Annihilation’s “intellectual” concerns provide the movie with some of its strongest thematic material. Just before things go irreparably wrong for Lena and her party of fellow scientist-explorers, she and a psychologist played with steely reserve by Jennifer Jason Leigh have a conversation about the nature of their trek. Lena calls it a “suicide mission,” but the psychologist thinks she’s being a tad overdramatic. Statistically, very few people commit suicide, she explains, but almost everyone “self-destructs” in some way, acting out dark impulses from the recesses of their psyche and laying waste to some previously serene pasture of their life, without even really wanting to. Self-destructing is what the Area X expedition is doing.

Lena sought out Area X because her military-man husband was the sole barely surviving member of an earlier mission there, and the psychologist’s monologue dovetails closely with what we learn about their relationship in a series of flashbacks. Lena is repeatedly shown having slow, unenthusiastic-looking sex with a colleague, despite her evidently blissful marriage, and it is intimated that her husband took on the assignment in part because he found out about the betrayal, which Lena clearly regrets. With her transgression and the psychologist’s insight in mind, Lena’s surreal journey can be read as a meditation on the terror of living inside our own unruly and desirous minds, filled with beasts that are unrecognizable even to their creators. As in the dystopian writing of J.G. Ballard, the vividly decomposing settings are also reflections of the character’s equally fractured inner state. Ellison reportedly wanted Lena rewritten to be more sympathetic, a decision that would rob the film of its most resonant emotional content.

Annihilation isn’t a perfect movie. Lena and the psychologist are by far the most believable members of a party whose other participants have one-note backstories that serve only to explain their acceptance of a mission that has killed nearly all of its previous takers. But its merits greatly outweigh its flaws, and there’s no obvious reason it couldn’t have reached the same success as Ex Machina, or even Arrival (which earned about $200 million worldwide for Paramount in 2016) if given the proper promotional push.
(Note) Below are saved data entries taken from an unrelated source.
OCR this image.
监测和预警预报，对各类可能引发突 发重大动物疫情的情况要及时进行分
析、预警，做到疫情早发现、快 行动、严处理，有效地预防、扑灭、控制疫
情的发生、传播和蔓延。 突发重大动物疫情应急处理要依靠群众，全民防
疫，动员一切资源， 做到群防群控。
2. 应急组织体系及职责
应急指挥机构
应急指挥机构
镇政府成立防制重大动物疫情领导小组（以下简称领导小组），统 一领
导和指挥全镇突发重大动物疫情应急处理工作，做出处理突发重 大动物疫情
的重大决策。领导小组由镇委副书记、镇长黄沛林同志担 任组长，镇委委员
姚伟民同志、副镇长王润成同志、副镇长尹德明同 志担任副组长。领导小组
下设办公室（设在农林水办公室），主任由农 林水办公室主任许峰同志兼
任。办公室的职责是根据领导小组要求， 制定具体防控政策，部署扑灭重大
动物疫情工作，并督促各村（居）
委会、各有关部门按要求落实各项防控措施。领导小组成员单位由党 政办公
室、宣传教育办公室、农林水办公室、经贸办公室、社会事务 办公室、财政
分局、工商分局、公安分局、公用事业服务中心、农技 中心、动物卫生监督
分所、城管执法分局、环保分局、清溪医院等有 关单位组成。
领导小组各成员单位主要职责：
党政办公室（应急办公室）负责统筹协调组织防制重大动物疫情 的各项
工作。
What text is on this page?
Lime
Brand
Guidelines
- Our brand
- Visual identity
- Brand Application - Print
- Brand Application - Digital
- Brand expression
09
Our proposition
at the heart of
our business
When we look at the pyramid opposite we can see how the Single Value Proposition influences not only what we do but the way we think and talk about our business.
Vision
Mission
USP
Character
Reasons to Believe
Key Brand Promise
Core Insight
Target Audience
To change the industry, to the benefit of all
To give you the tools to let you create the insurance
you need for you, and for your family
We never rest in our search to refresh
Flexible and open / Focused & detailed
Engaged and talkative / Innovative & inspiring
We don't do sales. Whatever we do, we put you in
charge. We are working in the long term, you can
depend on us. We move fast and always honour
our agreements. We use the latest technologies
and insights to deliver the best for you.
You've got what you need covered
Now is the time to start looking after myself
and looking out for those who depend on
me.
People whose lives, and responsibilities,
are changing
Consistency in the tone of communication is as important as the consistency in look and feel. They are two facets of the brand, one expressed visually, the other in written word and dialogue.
Instead, Paramount’s doubts about the film became a self-fulfilling prophecy, and without studio support it grossed barely a quarter of its budget on opening weekend. It’s member of declining species of movie, with a midsized budget, star power, and blockbuster-level production value, but no Marvel or Transformers-sized audience built in. These sorts of movies are best experienced in theaters, but sadly it seems like we’ll be seeing fewer and fewer of them there.